Lifestyle portrait of Lauren working in a professional environment, focused on her task in a modern workspace.

Lauren working in a modern office environment.

Applications

One of the strengths of this kind of photography is how widely the images can be used once delivered.

For &above, the photographs can support:

  • Website and About pages

  • Team profiles and biographies

  • LinkedIn and social media content

  • Recruitment campaigns

  • Press and PR activity

  • Pitch decks and presentations

  • Internal communications

  • Marketing materials

Rather than producing images for a single use case, the result is a flexible collection of assets that can support the business across multiple touchpoints.

Lifestyle portrait of Michael, a software developer, working in a modern office environment and focused on his computer screen.

Michael working as a software developer in a modern workspace.

Why This Matters

As companies grow, there is often a shift in how they need to present themselves visually.

Headshots remain essential. They establish identity, professionalism and familiarity. But they do not communicate culture on their own. Increasingly, audiences want to understand what it feels like to work with a business before they engage with it. That applies to clients, potential employees and partners alike.
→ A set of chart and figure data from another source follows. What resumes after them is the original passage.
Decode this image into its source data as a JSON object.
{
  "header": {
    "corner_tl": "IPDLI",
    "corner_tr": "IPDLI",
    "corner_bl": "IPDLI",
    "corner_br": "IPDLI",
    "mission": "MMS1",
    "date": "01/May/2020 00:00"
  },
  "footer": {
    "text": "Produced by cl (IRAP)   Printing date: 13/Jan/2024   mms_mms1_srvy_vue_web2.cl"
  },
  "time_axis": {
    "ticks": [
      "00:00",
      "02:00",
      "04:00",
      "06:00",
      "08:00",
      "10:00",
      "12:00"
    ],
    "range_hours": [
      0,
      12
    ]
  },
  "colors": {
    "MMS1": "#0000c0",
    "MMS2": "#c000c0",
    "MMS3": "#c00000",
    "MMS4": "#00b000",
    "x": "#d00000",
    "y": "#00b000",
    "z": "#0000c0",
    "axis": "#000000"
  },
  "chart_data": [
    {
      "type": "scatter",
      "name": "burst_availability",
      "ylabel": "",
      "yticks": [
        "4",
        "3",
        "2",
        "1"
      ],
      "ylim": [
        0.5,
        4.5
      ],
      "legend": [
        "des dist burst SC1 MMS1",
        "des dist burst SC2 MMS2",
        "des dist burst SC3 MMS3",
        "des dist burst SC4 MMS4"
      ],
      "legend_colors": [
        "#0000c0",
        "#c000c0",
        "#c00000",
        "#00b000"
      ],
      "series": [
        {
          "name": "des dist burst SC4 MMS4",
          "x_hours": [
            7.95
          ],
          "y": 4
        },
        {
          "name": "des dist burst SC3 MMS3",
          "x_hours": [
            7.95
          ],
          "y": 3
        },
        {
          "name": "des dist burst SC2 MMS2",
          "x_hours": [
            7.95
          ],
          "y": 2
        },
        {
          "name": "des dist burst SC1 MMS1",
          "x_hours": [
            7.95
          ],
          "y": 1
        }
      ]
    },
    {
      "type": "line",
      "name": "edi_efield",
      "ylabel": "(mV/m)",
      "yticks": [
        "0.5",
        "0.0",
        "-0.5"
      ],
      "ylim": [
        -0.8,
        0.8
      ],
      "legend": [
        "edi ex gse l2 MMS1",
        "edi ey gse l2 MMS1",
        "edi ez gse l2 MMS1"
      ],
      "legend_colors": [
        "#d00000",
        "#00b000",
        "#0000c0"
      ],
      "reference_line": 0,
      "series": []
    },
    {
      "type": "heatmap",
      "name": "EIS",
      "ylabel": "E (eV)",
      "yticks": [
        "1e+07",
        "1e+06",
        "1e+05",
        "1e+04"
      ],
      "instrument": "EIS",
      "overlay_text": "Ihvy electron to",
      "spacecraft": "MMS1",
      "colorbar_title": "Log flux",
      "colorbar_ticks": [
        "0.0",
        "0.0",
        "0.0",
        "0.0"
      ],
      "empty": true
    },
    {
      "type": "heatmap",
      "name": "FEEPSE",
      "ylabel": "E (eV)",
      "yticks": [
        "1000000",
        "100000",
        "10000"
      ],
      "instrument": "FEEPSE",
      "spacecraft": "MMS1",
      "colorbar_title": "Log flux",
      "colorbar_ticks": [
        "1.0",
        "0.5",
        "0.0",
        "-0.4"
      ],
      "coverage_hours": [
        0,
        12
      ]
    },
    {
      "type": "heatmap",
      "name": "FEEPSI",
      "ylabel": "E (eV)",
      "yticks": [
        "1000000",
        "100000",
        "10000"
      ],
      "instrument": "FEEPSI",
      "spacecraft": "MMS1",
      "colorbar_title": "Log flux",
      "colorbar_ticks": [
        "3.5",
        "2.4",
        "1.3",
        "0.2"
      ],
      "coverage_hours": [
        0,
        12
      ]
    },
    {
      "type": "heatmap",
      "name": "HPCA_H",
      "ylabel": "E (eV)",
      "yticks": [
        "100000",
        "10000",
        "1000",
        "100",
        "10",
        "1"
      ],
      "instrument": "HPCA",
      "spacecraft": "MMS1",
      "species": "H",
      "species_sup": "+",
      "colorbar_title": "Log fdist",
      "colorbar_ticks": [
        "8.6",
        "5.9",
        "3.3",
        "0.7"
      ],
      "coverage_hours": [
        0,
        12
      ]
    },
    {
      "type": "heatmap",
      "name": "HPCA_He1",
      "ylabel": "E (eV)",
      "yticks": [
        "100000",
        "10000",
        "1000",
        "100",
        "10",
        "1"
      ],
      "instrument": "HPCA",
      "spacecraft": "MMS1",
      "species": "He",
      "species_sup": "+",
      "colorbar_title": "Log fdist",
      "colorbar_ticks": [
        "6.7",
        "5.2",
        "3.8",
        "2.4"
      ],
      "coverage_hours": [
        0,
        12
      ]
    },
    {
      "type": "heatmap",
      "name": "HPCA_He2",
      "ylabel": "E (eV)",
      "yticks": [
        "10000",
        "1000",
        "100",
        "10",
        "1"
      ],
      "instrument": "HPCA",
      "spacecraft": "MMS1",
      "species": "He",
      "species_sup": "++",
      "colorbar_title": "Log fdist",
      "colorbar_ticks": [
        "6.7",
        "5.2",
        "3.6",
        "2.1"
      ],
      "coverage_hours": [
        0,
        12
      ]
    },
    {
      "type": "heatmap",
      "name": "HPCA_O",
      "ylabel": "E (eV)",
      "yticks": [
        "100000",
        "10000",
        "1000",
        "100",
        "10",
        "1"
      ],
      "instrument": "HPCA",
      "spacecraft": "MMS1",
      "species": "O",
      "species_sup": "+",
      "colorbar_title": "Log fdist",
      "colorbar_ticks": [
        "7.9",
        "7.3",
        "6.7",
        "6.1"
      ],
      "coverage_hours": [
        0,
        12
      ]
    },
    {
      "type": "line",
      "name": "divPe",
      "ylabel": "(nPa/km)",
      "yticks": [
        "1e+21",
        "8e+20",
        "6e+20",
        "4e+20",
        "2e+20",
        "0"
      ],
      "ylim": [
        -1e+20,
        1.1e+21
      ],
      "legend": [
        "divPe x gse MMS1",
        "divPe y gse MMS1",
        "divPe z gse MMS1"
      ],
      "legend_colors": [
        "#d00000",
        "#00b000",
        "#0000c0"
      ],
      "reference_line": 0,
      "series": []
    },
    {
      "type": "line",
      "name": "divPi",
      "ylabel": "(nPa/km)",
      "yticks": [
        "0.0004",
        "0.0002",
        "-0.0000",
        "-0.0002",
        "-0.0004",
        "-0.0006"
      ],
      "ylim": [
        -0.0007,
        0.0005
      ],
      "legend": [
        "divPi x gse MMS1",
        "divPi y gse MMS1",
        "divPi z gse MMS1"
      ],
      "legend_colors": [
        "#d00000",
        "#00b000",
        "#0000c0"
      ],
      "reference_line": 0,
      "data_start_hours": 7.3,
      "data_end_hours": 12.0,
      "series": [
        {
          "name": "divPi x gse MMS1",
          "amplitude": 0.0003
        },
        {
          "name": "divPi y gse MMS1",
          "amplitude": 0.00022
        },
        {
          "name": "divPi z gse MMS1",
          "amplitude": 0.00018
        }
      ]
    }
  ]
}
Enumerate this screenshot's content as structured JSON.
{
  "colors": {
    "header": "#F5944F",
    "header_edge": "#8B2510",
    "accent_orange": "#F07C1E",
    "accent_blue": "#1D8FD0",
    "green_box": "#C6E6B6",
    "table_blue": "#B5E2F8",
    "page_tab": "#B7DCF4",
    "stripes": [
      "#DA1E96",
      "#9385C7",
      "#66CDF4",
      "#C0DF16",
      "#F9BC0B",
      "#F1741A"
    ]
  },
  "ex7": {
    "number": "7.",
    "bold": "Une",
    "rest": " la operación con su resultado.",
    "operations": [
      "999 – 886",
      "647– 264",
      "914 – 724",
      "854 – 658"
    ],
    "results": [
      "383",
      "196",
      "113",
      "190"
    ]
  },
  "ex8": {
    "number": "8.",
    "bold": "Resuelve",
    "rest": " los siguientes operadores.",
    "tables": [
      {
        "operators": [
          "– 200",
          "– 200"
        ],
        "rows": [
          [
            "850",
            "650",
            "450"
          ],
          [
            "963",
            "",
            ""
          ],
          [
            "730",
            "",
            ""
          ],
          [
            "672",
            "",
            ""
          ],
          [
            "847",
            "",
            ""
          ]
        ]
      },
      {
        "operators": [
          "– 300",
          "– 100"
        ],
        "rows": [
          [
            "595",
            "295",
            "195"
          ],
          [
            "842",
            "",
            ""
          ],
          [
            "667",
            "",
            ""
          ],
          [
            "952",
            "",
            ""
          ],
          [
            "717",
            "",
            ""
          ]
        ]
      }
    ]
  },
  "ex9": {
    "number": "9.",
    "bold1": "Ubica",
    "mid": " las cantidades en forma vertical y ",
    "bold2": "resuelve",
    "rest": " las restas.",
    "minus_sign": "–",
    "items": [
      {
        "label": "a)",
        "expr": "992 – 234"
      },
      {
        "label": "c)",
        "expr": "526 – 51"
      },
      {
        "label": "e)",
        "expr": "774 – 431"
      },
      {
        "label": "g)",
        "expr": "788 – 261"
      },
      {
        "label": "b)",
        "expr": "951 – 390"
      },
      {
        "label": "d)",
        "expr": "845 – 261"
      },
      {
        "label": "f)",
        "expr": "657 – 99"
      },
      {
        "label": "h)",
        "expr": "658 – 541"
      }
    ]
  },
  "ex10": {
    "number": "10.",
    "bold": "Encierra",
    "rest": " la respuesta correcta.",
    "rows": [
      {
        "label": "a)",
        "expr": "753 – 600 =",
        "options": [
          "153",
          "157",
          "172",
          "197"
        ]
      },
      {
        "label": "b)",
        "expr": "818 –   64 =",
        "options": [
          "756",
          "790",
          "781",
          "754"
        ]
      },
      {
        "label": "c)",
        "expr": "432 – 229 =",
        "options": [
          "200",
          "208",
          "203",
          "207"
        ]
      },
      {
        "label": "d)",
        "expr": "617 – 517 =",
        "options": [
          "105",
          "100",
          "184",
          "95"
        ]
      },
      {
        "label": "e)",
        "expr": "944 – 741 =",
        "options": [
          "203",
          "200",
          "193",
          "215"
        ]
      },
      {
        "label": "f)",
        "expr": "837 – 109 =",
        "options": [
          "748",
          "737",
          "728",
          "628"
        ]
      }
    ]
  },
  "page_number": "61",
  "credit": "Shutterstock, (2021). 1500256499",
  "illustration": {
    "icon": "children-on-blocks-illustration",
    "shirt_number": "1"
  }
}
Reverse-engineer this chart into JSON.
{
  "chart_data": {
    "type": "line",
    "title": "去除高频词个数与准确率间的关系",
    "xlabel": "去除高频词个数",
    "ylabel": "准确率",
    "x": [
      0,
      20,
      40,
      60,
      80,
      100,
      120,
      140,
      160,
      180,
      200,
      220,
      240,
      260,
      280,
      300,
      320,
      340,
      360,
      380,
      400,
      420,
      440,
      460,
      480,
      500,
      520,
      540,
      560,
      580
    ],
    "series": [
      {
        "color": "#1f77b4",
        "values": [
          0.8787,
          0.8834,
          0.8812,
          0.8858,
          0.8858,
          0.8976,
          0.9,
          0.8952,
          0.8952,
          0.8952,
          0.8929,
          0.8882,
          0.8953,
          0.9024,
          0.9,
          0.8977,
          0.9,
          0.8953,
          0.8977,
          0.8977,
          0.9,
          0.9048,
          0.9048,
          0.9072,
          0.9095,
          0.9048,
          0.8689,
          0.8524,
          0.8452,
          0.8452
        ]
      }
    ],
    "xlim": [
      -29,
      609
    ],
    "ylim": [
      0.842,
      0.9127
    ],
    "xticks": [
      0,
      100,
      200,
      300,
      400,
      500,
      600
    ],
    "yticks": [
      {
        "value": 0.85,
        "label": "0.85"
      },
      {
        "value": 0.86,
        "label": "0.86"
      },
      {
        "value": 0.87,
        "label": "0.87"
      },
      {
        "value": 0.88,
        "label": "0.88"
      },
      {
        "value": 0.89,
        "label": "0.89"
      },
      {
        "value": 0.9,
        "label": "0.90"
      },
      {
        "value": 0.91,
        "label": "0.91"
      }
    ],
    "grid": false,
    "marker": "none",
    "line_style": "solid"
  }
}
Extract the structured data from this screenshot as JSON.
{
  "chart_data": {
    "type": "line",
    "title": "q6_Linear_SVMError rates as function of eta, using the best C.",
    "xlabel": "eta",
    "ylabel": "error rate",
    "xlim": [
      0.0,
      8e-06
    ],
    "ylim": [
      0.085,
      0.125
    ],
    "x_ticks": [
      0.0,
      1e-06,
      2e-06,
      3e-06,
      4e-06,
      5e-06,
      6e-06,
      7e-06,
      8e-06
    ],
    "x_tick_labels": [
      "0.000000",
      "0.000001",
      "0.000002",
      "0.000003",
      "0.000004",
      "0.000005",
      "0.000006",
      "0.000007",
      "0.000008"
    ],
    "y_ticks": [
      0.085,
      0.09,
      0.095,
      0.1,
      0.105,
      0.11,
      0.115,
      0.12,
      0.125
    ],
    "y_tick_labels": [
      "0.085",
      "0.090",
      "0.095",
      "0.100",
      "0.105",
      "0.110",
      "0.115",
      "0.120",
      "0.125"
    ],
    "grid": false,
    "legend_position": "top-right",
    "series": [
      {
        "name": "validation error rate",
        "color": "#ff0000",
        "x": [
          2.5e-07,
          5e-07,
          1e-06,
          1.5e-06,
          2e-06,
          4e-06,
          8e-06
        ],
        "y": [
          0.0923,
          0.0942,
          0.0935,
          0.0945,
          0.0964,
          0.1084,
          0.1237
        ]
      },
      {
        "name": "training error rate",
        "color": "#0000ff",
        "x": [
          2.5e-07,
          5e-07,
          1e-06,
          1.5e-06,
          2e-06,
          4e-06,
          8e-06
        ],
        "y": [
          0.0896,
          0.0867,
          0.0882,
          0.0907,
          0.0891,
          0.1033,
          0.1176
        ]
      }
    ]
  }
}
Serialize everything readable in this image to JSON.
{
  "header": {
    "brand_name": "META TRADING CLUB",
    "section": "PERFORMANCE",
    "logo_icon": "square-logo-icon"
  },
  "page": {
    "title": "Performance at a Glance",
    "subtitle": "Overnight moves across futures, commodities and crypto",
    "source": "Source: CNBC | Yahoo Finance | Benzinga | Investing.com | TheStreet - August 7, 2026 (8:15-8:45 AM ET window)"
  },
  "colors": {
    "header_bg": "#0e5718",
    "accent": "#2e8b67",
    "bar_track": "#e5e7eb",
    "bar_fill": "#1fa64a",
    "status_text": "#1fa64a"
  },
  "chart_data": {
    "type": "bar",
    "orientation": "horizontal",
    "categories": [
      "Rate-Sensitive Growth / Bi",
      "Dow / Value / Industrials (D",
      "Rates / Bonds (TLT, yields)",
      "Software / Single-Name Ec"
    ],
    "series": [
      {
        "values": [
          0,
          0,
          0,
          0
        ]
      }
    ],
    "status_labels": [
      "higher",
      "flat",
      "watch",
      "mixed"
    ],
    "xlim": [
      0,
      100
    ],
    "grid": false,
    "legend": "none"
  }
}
Lifestyle photography helps provide that context by showing people in real working environments.

For &above, the aim of this shoot was to reflect that reality, a growing AI agency built on human expertise, collaboration and trust. The technology matters, but it is the people behind it that give it meaning.

AI can often feel like a void between us and it. But what does that distance look like through the lens, once you are in the room where it is being used?

This series was created in collaboration with &above at their Southwark studio as part of an ongoing visual approach centred on people, place and process.